PAAB: The city’s Public Arts Advisory Board (PAAB) has voted to finance two projects. The first is a joint venture with public television station KPBS-TV to produce a pilot for “The San Diego Arts Awakening,” a 30-minute documentary series on the arts in San Diego. The PAAB approved $27,658 for the series, to be matched by KPBS. In addition, the board approved a request by the Combined Organization for Visual Artists for $7,041 to create a slide registry to inventory the work of all San Diego artists. To carry out all this funding, the PAAB will have to go to the city’s Public Services and Safety Committee later this month. The committee supervises the $140,000 in transient occupancy taxes that have been set aside for the PAAB.

MISHA: An agreement seems close in the wrangle between promoters Fahn and Silva Presents and the San Diego Arts Foundation. Fahn and Silva had booked ballet superstar Mikhail Baryshnikov’s solo tour for July 4 at the Open Air Theatre of San Diego State University. But the Arts Foundation has booked the American Ballet Theater, which Baryshnikov directs, for a March, 1986, engagement at Spreckels Theater.

Because Baryshnikov has an agreement with the American Ballet Theater not to bring his solo show to cities in which the ABT will also perform, the Arts Foundation has the option of preventing Baryshnikov from dancing for Fahn and Silva. The Arts Foundation has slated the Joffrey Ballet at the Civic Theatre for the week prior to the July 4 Baryshnikov date, and it doesn’t fancy having its Joffrey sales suffer as a result of the July 4 show. According to Arts Foundation executive producer Suzanne Townsend, a joint sponsorship of the Baryshnikov show with Fahn and Silva is now possible. It could be announced Thursday.

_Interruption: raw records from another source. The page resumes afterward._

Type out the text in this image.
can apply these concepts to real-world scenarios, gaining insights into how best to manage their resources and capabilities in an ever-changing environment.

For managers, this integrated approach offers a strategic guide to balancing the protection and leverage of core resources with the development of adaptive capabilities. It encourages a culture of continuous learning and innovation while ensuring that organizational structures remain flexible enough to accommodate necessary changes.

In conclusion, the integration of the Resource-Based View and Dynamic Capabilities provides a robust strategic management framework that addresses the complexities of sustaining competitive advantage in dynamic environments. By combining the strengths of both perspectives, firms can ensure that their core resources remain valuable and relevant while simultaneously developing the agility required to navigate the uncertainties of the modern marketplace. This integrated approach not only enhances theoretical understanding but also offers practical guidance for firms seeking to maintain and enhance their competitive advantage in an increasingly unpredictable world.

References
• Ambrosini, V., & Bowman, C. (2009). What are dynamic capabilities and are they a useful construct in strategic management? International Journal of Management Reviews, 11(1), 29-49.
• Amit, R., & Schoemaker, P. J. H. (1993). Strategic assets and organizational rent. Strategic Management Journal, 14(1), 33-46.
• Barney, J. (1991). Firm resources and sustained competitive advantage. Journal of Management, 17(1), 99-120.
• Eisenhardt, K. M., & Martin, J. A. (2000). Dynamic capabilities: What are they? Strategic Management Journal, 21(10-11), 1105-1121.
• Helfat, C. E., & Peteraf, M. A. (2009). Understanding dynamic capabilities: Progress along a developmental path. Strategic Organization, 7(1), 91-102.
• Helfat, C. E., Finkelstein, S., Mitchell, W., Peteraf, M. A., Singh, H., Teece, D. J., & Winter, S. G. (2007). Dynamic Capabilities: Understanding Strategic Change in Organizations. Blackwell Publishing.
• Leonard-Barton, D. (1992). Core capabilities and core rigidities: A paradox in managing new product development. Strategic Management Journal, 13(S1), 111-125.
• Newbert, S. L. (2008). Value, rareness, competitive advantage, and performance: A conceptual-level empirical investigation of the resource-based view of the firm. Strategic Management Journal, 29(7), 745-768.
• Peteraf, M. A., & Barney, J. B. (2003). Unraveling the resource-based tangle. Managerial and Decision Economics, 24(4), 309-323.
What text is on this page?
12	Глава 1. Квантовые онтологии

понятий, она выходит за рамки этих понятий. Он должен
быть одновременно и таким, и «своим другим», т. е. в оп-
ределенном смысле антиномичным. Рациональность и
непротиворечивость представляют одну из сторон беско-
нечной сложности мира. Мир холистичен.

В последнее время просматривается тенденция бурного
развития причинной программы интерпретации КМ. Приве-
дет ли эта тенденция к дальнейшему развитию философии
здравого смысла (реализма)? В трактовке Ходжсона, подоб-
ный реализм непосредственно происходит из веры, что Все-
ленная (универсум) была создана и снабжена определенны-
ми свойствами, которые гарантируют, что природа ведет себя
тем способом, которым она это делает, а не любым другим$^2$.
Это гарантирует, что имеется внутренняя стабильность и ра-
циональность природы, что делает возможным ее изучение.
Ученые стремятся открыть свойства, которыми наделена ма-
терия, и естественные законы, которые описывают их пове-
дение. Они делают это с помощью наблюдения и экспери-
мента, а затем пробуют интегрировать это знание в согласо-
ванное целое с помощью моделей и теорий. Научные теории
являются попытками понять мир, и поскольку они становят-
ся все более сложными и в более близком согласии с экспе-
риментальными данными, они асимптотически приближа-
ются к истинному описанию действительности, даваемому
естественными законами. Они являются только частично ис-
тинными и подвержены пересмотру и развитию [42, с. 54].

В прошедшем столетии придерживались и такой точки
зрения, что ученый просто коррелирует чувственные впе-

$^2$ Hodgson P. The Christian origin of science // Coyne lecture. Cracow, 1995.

ARTBEATS: Master flutist James Galway is set to perform at the San Diego Symphony Orchestra’s Symphony Hall gala on Nov. 2, inaugurating the Fox Theatre as the orchestra’s new home. Galway will be joined by other stars, to be announced . . . Tickets to the Aug. 1 Civic Theatre concert featuring the Boston Pops Esplanade Orchestra, conducted by John Williams, go on sale today. Call the San Diego Symphony Orchestra for more information . . . Opening Friday at the Guild Theater is John Sayle’s latest film, “The Brother From Another Planet.” Coming May 29 (for three days) to the Ken Cinema is Bill (“Local Hero”) Forsythe’s new film, “Comfort and Joy.”